Un mismo tono se deja oír en el bloque de relatos “En familia”, en que Almada vuelve a las rememoraciones familiares a través de un puñado de anécdotas asociadas a un personaje, Denis. Se trata del hermano menor de una familia de campo, que abandona la casa paterna para irse a Paraguay. Cada cierto tiempo, él envía mensajes y regalos a los padres a través de su patrón; finalmente retorna, pero huye con la mujer de un amigo. Esta historia es repasada por distintos personajes. La disposición de los relatos es singular: van repitiendo algunos hechos con algunas variaciones, como si fueran reescrituras de una novela en proceso, o una novela conformada por cuentos, que podría seguir creciendo. Con esta interesante estructura, Almada recala, sin embargo, en un tema algo manido, el del núcleo familiar como espacio del desencanto, el silencio y la incomprensión. Ya se sabe: los afectos interrumpidos, los gestos que nunca se concretaron, la soledad en compañía, las cosas que nunca pudieron ni podrán decirse.
El resto de los textos que integran el libro (“Intemec” y aquellos que aparecen como “Relatos dispersos”) mantienen la misma atmósfera provinciana, agobiante, marcada por el excesivo calor y soledad: camiones que atraviesan raudos la carretera por las noches; el campo primitivamente industrializado, el sometimiento a los pequeños feudos pueblerinos, como el que impone la fábrica de pollos “Cresta Dorada”; mujeres que son criticadas por su incapacidad como madres; hombres solos, abandonados por esas mujeres; chicas lindas que habrán de vivir experiencias duras; padres enfermos y viejos bajo el cuidado de hijos solos y tullidos emocionales. Las verdades de la enfermedad y la muerte compiten con la inocencia y desparpajo de la niñez y la juventud, en un escenario oscuro, cargado de atmósferas turbulentas, el infierno grande de la provincia, que Almada capta de lleno en los bien armados diálogos.

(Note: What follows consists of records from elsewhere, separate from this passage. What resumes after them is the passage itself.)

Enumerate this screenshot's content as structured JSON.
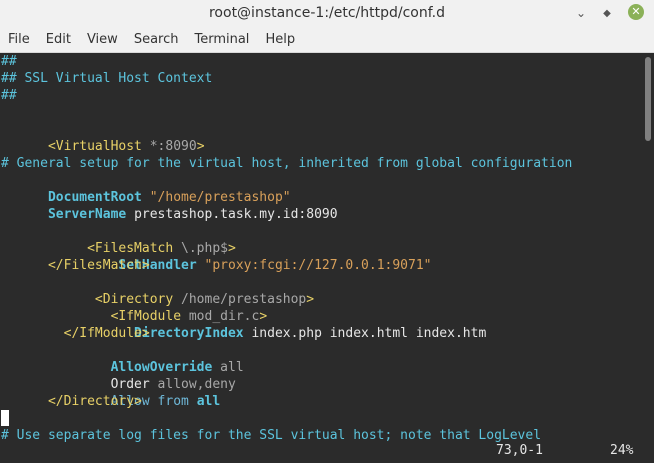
{
  "window": {
    "title": "root@instance-1:/etc/httpd/conf.d"
  },
  "menu": [
    "File",
    "Edit",
    "View",
    "Search",
    "Terminal",
    "Help"
  ],
  "lines": {
    "l1": "##",
    "l2": "## SSL Virtual Host Context",
    "l3": "##",
    "l5_tag_open": "<VirtualHost ",
    "l5_arg": "*:8090",
    "l5_close": ">",
    "l7": "# General setup for the virtual host, inherited from global configuration",
    "l8_dir": "DocumentRoot",
    "l8_val": "\"/home/prestashop\"",
    "l9_dir": "ServerName",
    "l9_val": " prestashop.task.my.id:8090",
    "l11_tag": "     <FilesMatch ",
    "l11_arg": "\\.php$",
    "l11_close": ">",
    "l12_dir": "         SetHandler",
    "l12_val": " \"proxy:fcgi://127.0.0.1:9071\"",
    "l13": "      </FilesMatch>",
    "l14_tag": "      <Directory ",
    "l14_arg": "/home/prestashop",
    "l14_close": ">",
    "l15_tag": "        <IfModule ",
    "l15_arg": "mod_dir.c",
    "l15_close": ">",
    "l16_dir": "           DirectoryIndex",
    "l16_val": " index.php index.html index.htm",
    "l17": "        </IfModule>",
    "l18_dir": "        AllowOverride",
    "l18_val": " all",
    "l19_dir": "        Order",
    "l19_val": " allow,deny",
    "l20_a": "        Allow ",
    "l20_b": "from ",
    "l20_c": "all",
    "l21": "      </Directory>",
    "l24": "# Use separate log files for the SSL virtual host; note that LogLevel"
  },
  "status": {
    "position": "73,0-1",
    "percent": "24%"
  }
}
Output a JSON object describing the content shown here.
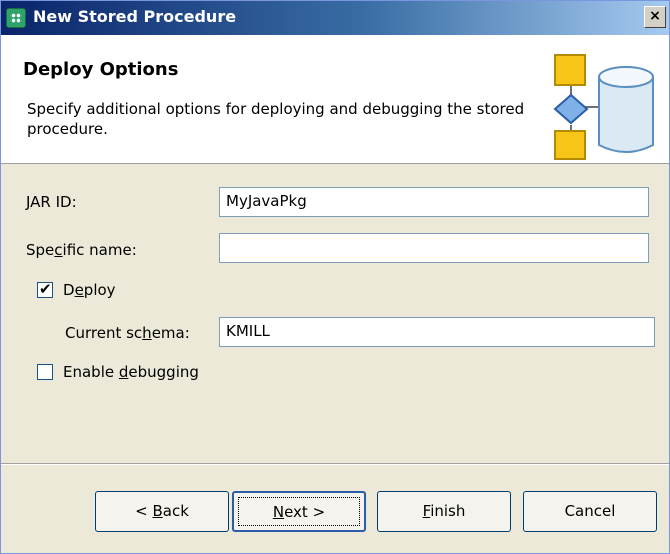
{
  "window": {
    "title": "New Stored Procedure",
    "close_glyph": "×",
    "icon": "wizard-icon"
  },
  "banner": {
    "title": "Deploy Options",
    "description": "Specify additional options for deploying and debugging the stored procedure.",
    "image": "database-procedure-icon"
  },
  "form": {
    "jar_id": {
      "label_pre": "",
      "label_ul": "J",
      "label_post": "AR ID:",
      "value": "MyJavaPkg"
    },
    "specific_name": {
      "label_pre": "Spe",
      "label_ul": "c",
      "label_post": "ific name:",
      "value": ""
    },
    "deploy": {
      "label_pre": "D",
      "label_ul": "e",
      "label_post": "ploy",
      "checked": true,
      "check_glyph": "✔"
    },
    "current_schema": {
      "label_pre": "Current sc",
      "label_ul": "h",
      "label_post": "ema:",
      "value": "KMILL"
    },
    "enable_debugging": {
      "label_pre": "Enable ",
      "label_ul": "d",
      "label_post": "ebugging",
      "checked": false
    }
  },
  "buttons": {
    "back": {
      "pre": "< ",
      "ul": "B",
      "post": "ack"
    },
    "next": {
      "pre": "",
      "ul": "N",
      "post": "ext >"
    },
    "finish": {
      "pre": "",
      "ul": "F",
      "post": "inish"
    },
    "cancel": {
      "pre": "",
      "ul": "",
      "post": "Cancel"
    }
  }
}
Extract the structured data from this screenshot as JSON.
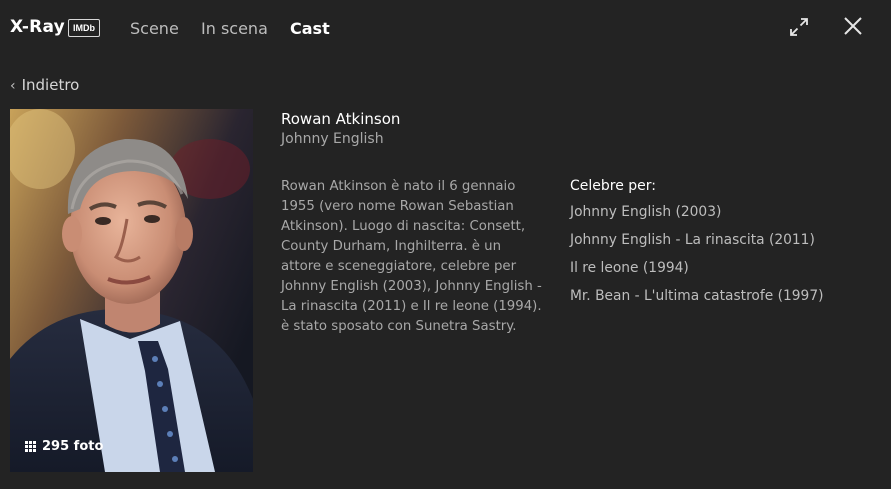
{
  "header": {
    "brand": "X-Ray",
    "imdb_badge": "IMDb",
    "tabs": [
      {
        "label": "Scene",
        "active": false
      },
      {
        "label": "In scena",
        "active": false
      },
      {
        "label": "Cast",
        "active": true
      }
    ],
    "icons": [
      "expand-icon",
      "close-icon"
    ]
  },
  "nav": {
    "back_label": "Indietro"
  },
  "person": {
    "name": "Rowan Atkinson",
    "role": "Johnny English",
    "photo_count": "295 foto",
    "bio": "Rowan Atkinson è nato il 6 gennaio 1955 (vero nome Rowan Sebastian Atkinson). Luogo di nascita: Consett, County Durham, Inghilterra. è un attore e sceneggiatore, celebre per Johnny English (2003), Johnny English - La rinascita (2011) e Il re leone (1994). è stato sposato con Sunetra Sastry."
  },
  "known_for": {
    "title": "Celebre per:",
    "items": [
      "Johnny English (2003)",
      "Johnny English - La rinascita (2011)",
      "Il re leone (1994)",
      "Mr. Bean - L'ultima catastrofe (1997)"
    ]
  },
  "colors": {
    "background": "#232323",
    "text_primary": "#ffffff",
    "text_secondary": "#a8a8a8"
  }
}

Los cuentos que más destacan son de factura reciente, como “El incendio”, publicado en 2014, donde se abandona el enfoque predominantemente autobiográfico de los primeros relatos, para proponer una narración más sobria y madura, sobre la vida rota de una pareja de estancieros después de la muerte de su único hijo. Es un cuento extraordinario, en que las relaciones entre ellos, el capataz y su familia bullen, sin aspavientos verbales, como el agua en una tetera a punto de reventar.